Diastolic Dysfunction

Diastolic dysfunction is a common cause of heart failure and is manifested by a poorly compliant and preserved systolic function. Although it can be seen alone, it frequently accompanies severe systolic heart failure. The common cause of diastolic dysfunction is hypertensive heart disease. The drug treatment of diastolic dysfunction includes diuretics to lower filling pressure, beta blockers to decrease heart rate and, thus, increase diastolic filling may be particularly useful. Aggressive management of hypertension with ACE inhibitors, ARBs and calcium channel blockers is also helpful.

The term heart failure with preserved ejection fraction defines a clinical syndrome wherein typical signs and symptoms of congestive heart failure occur in the clinical setting of primarily abnormal diastolic function with normal or near normal systolic function. Thus, heart failure with preserved ejection fraction is often used as a synonym for diastolic heart failure, even though the term heart failure with preserved ejection fraction typically refers to patients whose heart failure is due to intrinsic myocardial diastolic dysfunction. There are some patients with heart failure and preserved ejection fraction with extrinsic non-myocardial diastolic dysfunction, such as pericardial constriction or tamponade and mitral stenosis. In addition, some patients have heart failure with preserved ejection fraction without diastolic dysfunction, for example, acute mitral regurgitation and high output states.
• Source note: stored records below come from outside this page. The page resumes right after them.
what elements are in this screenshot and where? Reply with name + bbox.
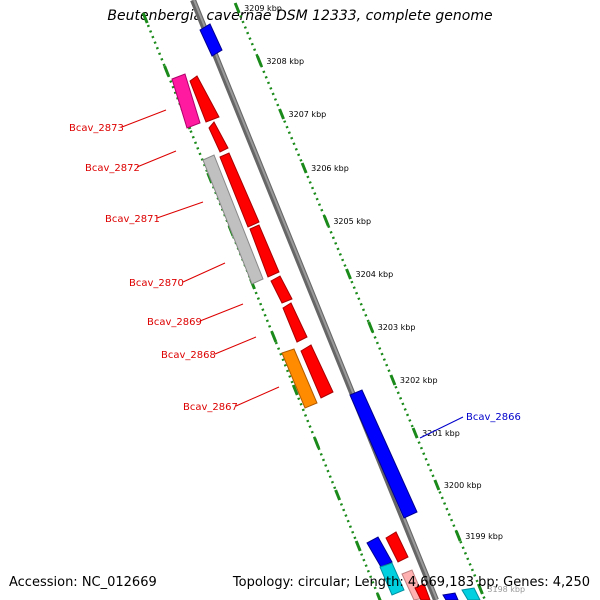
gene-red-c[interactable] [219, 152, 260, 228]
gene-features[interactable] [171, 23, 481, 600]
gene-label-bcav-2869[interactable]: Bcav_2869 [147, 303, 244, 328]
gene-label-bcav-2868[interactable]: Bcav_2868 [161, 336, 257, 361]
ruler-tick-label: 3205 kbp [333, 217, 371, 226]
gene-red-b[interactable] [208, 121, 229, 153]
gene-label-bcav-2870[interactable]: Bcav_2870 [129, 262, 226, 289]
svg-text:Bcav_2866: Bcav_2866 [466, 412, 521, 423]
gene-red-g[interactable] [300, 344, 334, 399]
gene-cyan-bottom[interactable] [379, 562, 405, 596]
svg-text:Bcav_2871: Bcav_2871 [105, 214, 160, 225]
inner-tick [270, 331, 278, 343]
outer-ruler-ticks: 3209 kbp 3208 kbp 3207 kbp 3206 kbp 3205 kbp… [233, 2, 525, 595]
outer-tick [454, 530, 462, 542]
svg-text:Bcav_2870: Bcav_2870 [129, 278, 184, 289]
gene-red-bottom[interactable] [385, 531, 409, 563]
outer-tick [411, 427, 419, 439]
outer-tick [278, 108, 285, 120]
gene-gray[interactable] [202, 154, 264, 285]
gene-label-bcav-2871[interactable]: Bcav_2871 [105, 201, 204, 225]
ruler-tick-label: 3201 kbp [422, 429, 460, 438]
ruler-tick-label: 3204 kbp [356, 270, 394, 279]
ruler-tick-label: 3209 kbp [244, 4, 282, 13]
inner-tick [313, 437, 321, 449]
outer-tick [300, 162, 308, 174]
ruler-tick-label: 3200 kbp [444, 481, 482, 490]
outer-tick [433, 479, 441, 491]
gene-orange[interactable] [281, 348, 318, 409]
outer-tick [477, 583, 484, 595]
gene-red-f[interactable] [282, 302, 308, 343]
gene-red-a[interactable] [189, 75, 220, 123]
gene-label-bcav-2866[interactable]: Bcav_2866 [419, 412, 521, 439]
outer-tick [322, 215, 330, 227]
ruler-tick-label: 3203 kbp [378, 323, 416, 332]
gene-blue-bottom-2[interactable] [442, 592, 459, 600]
svg-text:Bcav_2868: Bcav_2868 [161, 350, 216, 361]
outer-tick [345, 268, 352, 280]
svg-text:Bcav_2872: Bcav_2872 [85, 163, 140, 174]
gene-red-bottom-2[interactable] [414, 583, 431, 600]
gene-blue-top[interactable] [199, 23, 223, 57]
svg-text:Bcav_2869: Bcav_2869 [147, 317, 202, 328]
inner-tick [141, 12, 149, 24]
gene-label-bcav-2867[interactable]: Bcav_2867 [183, 386, 280, 413]
ruler-tick-label: 3208 kbp [266, 57, 304, 66]
inner-ruler-ticks [141, 12, 382, 600]
gene-pink[interactable] [171, 73, 201, 129]
inner-tick [291, 384, 299, 396]
outer-tick [233, 2, 241, 14]
gene-label-bcav-2872[interactable]: Bcav_2872 [85, 150, 177, 174]
gene-blue-bottom[interactable] [366, 536, 393, 568]
gene-red-e[interactable] [270, 275, 293, 304]
outer-ruler [236, 9, 487, 600]
ruler-tick-label: 3198 kbp [487, 585, 525, 594]
gene-blue-3201[interactable] [349, 389, 418, 519]
ruler-tick-label: 3206 kbp [311, 164, 349, 173]
inner-tick [334, 489, 342, 501]
accession-text: Accession: NC_012669 [9, 575, 157, 590]
svg-text:Bcav_2873: Bcav_2873 [69, 123, 124, 134]
gene-label-bcav-2873[interactable]: Bcav_2873 [69, 109, 167, 134]
gene-red-d[interactable] [249, 224, 280, 278]
inner-tick [354, 540, 362, 552]
inner-tick [163, 65, 170, 77]
genome-stats-text: Topology: circular; Length: 4,669,183 bp… [232, 575, 590, 590]
outer-tick [255, 55, 263, 67]
outer-tick [389, 374, 397, 386]
gene-cyan-bottom-2[interactable] [461, 587, 481, 600]
ruler-tick-label: 3207 kbp [289, 110, 327, 119]
svg-text:Bcav_2867: Bcav_2867 [183, 402, 238, 413]
ruler-tick-label: 3199 kbp [465, 532, 503, 541]
inner-tick [376, 593, 382, 600]
ruler-tick-label: 3202 kbp [400, 376, 438, 385]
outer-tick [367, 321, 375, 333]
In patients with dilated cardiomyopathy the most common clinical presentation is congestive heart failure. It is mainly due to systolic dysfunction, although nearly all patients also have diastolic dysfunction. Additional important clinical presentations include arrhythmias and thomboemboli that must be addressed when planning their treatment.

Arrhythmias are common in patients with dilated cardiomyopathy. Atrial fibrillation can significantly reduce cardiac output due to both the loss of atrial contraction and rapid heart rate. The immediate goal is control of the ventricular response, usually with beta blockers. Digitalis and/or amiodarone may be useful adjuncts. Restoration of sinus rhythm with drugs such as amiodarone or electrocardioversion is often critically important in cardiomyopathy patients. Ventricular arrhythmias are common and these patients may be a significant risk of sudden death. However, antiarrhythmic drug treatment carries a significant risk of pro arrhythmia. Implantable cardioverter-defibrillators reduce arrhythmic mortality in patients with ejection fractions less than thirty-five percent even in the absence of documented ventricular arrhythmias and should be strongly considered.

Conditions that predispose patients to thromboembolic events include the presence of left ventricular or atrial mural thrombi and atrial fibrillation. Unless there is a contraindication, anticoagulation therapy, typically with warfarin, is recommended in patients with dilated cardiomyopathy who have left ventricular or atrial mural thrombi or atrial fibrillation.